Article ID: | iaor20022352 |
Country: | Netherlands |
Volume: | 41 |
Issue: | 3 |
Start Page Number: | 309 |
End Page Number: | 333 |
Publication Date: | Dec 2001 |
Journal: | Computers & Industrial Engineering |
Authors: | Rossetti Manuel D., Selandari Francesco |
Keywords: | decision theory: multiple criteria, simulation: applications, analytic hierarchy process |
Automation introduction in hospital applications has become increasingly important in recent years. Delivery, transportation and distribution services are examples of critical operations that can be automated. This paper examines clinical laboratory and pharmacy deliveries in middle to large size hospitals, in order to evaluate whether or not a fleet of mobile robots can replace a traditional human-based delivery system. The complexity of the problem derives from its multi-objective character, since several, often contrasting factors must be taken under consideration. The problem has common characteristics with transportation system design and automation introduction evaluation in manufacturing. The Analytic Hierarchy Process was used to build a decision problem that synthesized economic and technical performance as well as social, human and environmental factors. The technical performance measures were assessed through computer simulation. This research provides a methodology to approach automation introduction evaluation in a hospital environment. The final results enable a better understanding of the delivery and transportation requirements of middle to large size hospitals and how a fleet of mobile robots can meet these requirements.
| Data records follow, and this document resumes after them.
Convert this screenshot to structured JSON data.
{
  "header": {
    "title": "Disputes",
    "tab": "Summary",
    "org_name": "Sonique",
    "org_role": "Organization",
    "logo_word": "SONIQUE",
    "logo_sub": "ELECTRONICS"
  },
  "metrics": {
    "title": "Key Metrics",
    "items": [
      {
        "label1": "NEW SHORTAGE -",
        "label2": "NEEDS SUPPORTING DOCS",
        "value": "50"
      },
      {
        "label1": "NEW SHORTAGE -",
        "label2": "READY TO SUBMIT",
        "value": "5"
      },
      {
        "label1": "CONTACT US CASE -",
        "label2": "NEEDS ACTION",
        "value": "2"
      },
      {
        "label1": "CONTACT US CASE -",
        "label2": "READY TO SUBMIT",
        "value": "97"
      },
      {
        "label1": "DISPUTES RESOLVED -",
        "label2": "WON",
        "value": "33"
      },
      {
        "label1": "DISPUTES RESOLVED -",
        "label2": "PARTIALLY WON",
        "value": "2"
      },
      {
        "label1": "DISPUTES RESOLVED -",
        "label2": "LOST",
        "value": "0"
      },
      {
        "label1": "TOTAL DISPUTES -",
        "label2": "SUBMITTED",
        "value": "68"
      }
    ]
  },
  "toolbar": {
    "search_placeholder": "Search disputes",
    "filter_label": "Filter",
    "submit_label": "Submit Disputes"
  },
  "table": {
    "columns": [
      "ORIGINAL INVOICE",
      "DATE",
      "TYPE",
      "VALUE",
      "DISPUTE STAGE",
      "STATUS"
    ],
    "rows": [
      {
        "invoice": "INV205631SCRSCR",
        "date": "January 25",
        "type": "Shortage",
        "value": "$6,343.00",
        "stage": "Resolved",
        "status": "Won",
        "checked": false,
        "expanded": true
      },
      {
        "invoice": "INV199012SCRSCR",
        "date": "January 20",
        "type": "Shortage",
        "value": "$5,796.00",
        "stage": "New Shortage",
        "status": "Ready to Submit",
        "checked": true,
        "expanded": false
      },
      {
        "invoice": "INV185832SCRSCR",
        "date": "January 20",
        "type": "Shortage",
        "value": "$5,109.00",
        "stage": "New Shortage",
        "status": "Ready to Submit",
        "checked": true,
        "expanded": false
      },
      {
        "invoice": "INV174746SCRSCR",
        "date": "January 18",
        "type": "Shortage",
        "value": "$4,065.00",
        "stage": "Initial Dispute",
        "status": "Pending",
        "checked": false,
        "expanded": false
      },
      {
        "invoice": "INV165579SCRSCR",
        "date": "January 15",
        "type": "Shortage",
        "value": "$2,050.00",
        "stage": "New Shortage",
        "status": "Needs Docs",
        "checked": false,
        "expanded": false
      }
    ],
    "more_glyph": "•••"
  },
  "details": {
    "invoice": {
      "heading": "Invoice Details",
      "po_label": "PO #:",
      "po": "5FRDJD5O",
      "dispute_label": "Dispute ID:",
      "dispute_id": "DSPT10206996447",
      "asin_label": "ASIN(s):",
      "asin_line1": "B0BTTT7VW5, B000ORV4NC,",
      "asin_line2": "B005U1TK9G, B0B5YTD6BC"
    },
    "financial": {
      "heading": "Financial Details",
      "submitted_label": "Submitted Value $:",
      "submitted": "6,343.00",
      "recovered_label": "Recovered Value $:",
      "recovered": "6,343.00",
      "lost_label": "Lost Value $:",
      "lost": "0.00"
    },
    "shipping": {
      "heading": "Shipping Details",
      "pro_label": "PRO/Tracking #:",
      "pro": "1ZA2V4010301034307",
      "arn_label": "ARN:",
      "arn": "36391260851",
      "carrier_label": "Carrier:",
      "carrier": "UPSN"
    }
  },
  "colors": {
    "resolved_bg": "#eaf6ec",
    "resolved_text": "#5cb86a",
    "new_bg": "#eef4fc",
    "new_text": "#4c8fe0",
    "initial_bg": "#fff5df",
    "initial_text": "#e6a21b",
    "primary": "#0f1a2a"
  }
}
We applied our methodology to the University of Virginia Health Science Center. We show with a high overall confidence that a fleet of mobile robots can achieve better final results than a human-based transportation system according to a representative preference structure formulated by a hospital manager. An ANOVA analysis indicates that the final results were not excessively dependent on the input data of the simulation model. In addition, a sensitivity analysis indicated that the results are stable with respect to variations in the decision maker's preference structure.